Actually, if we had known the root cause for it, we would have tried to solve it or find a solution for it.
The problem is that we don’t have a thread for the root cause and the flow mentioned in the last reply is the information that we wrote.
So since we have made any changes and the process fail twice and the only info that we realize it might be related to the failures, is of new driver upgrade.

if you can point us to find the root cause or might encounter the same situation with other mongo users it can be very helpful.

Hi @Arik_Sasson,

There isn’t enough information here to understand the cause of the failure. Ideally, providing a minimal reproducible example would help as I could replicate the issue to understand the cause.

Failing that more information about the spark job is required to understand what the error actually is:

  • What version of Spark?
  • What language is the Spark job running?
  • What version of MongoDB?
  • What configuration for Spark?
  • What does the Spark job do?
  • How long does the Spark job take to run ?
  • After few days of successful runnings, the jobs fail. Does this mean the jobs take multiple days or are run multiple times?
  • What errors occur when the jobs fail?
  • Can you provide Spark logs?
  • Are you using RDD’s or Datasets / DataFrames?
  • If using Datasets/DataFrames are you providing the Schema?

Once I understand more about the error, I can help look at ways to mitigate the error.

All the best,


  1. spark 3.0.1
  2. pyspark
  3. not sure (@Arik_Sasson can you tell?)
  4. spark config - default. dynamic allocation with 200 max executors.
  5. the job reads from mongo collection and store the data in s3
  6. about 10-20 minutes
  7. it runs each day to take the updated data, after a few successful runs, it suddenly fails
  8. added the errors /logs in my previous response
  9. using data frames
  10. yes, schema is provided


So to clarify the only error you are seeing is a NoClassDefFoundError :

py4j.protocol.Py4JJavaError: An error occurred while calling o119.load.
: java.lang.NoClassDefFoundError: com/mongodb/client/model/WriteModel

And this error occurs even though running the job previously worked and nothing else has changed?

One of the Spark Drivers (also known as Spark Workers) is not configured correctly.
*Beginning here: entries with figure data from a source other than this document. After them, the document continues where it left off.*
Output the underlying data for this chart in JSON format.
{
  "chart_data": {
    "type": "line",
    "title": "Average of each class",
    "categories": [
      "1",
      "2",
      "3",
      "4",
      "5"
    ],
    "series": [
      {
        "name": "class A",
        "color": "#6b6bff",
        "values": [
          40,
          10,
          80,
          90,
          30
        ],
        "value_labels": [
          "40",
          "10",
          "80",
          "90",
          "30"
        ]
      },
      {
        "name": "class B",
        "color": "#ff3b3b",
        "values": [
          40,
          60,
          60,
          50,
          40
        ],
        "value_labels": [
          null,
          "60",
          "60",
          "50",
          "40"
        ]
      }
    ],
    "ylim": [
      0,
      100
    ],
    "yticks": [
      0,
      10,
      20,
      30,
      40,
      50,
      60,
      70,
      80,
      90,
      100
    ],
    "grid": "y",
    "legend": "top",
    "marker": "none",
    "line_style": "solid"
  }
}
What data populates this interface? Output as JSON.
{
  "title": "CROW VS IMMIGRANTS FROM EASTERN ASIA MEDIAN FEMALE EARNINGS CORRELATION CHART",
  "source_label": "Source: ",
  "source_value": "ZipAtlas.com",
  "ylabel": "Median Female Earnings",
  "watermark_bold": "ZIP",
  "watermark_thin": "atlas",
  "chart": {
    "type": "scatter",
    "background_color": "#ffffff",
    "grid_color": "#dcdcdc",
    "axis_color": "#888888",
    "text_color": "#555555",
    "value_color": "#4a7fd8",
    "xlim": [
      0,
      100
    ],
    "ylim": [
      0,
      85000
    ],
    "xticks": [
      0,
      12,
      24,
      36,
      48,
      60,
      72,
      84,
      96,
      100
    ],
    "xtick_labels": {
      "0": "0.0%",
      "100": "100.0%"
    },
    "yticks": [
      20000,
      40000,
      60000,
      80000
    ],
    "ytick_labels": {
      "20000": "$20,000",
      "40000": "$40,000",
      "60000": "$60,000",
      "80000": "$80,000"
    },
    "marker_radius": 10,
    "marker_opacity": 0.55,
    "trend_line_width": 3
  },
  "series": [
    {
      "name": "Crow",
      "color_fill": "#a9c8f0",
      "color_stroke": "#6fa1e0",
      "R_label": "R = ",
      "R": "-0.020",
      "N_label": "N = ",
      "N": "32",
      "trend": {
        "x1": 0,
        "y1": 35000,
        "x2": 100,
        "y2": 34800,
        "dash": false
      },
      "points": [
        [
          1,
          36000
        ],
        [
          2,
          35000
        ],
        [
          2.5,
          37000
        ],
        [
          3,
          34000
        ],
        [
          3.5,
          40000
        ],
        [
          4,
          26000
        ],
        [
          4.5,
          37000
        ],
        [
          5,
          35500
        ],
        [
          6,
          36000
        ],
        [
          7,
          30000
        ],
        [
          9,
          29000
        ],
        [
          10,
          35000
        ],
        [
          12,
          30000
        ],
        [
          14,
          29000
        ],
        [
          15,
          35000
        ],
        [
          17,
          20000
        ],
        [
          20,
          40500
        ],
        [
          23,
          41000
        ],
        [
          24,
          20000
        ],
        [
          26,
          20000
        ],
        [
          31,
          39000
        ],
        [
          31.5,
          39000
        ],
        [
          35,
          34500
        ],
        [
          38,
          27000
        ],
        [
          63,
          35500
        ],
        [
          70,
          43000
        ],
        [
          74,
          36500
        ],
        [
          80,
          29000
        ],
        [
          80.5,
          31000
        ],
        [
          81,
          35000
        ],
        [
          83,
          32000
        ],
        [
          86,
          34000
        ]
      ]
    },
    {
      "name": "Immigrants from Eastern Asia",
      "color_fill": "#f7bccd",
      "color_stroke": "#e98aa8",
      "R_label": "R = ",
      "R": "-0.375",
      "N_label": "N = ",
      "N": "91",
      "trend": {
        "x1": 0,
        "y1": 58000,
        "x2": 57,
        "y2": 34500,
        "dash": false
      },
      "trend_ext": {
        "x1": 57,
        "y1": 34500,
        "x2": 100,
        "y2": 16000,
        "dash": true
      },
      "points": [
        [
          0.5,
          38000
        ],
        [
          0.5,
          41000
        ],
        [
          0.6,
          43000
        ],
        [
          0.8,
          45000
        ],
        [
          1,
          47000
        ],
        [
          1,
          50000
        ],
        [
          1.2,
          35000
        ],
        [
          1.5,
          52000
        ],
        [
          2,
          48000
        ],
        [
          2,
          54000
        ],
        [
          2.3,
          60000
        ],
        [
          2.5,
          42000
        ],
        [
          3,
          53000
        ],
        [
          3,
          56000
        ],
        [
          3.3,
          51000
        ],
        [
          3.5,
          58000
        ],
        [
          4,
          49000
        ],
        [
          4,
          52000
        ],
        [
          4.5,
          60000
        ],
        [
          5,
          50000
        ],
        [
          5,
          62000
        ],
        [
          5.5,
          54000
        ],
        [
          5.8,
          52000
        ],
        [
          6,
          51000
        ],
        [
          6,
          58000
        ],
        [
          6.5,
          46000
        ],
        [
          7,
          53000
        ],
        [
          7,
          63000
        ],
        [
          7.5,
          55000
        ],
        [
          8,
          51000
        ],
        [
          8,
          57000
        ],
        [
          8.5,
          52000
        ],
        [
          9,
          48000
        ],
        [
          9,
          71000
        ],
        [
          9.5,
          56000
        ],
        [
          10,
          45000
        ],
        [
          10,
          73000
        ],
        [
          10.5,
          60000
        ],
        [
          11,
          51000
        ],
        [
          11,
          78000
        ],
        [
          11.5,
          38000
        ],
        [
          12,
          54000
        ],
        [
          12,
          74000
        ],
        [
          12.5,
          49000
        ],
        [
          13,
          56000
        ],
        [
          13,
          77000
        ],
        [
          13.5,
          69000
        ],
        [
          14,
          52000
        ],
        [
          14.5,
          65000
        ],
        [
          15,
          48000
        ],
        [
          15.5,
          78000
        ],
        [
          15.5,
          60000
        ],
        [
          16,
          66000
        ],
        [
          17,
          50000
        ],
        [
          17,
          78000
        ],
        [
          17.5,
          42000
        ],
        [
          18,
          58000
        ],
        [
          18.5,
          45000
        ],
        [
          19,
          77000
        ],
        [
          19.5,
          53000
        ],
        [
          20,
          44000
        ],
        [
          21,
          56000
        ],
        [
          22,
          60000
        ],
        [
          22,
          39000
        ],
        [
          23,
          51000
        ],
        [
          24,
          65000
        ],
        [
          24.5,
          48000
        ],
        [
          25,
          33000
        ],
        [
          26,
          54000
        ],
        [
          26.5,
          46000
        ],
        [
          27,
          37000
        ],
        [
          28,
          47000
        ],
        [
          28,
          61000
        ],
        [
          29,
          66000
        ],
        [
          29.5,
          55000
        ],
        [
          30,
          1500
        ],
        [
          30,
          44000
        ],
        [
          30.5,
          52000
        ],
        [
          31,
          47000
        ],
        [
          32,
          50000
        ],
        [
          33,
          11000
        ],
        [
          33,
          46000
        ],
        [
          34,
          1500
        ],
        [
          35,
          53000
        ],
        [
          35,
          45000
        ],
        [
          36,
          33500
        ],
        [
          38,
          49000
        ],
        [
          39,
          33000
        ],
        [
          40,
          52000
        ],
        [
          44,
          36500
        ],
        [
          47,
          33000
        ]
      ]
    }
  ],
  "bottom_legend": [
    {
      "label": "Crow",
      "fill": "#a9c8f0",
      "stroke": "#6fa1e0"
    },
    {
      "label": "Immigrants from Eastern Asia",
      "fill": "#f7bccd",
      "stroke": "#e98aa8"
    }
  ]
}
As far as I can tell either it has a different version of the Mongo Spark Connector installed or a partial installation of the Mongo Spark Connector (without the Mongo Java driver classes).


The Mongo version is: 4.0.10

Thanks for the quick response.

We are running in client mode using single master node. (and many workers of course)
We are doing the installation of the connector using --packages in the spark submit command.
Why do you think there could be any issue with the installation? and why it suddenly happens after many successful runs?


Hi @Ross_Lawley
Should we supply any other information that could assist to point of the root cause?

Hi @Arik_Sasson,

I would check all the class paths on each of the worker nodes and ensure that they are as expected. Also, it would be worth double checking each worker node is running the correct version of Spark.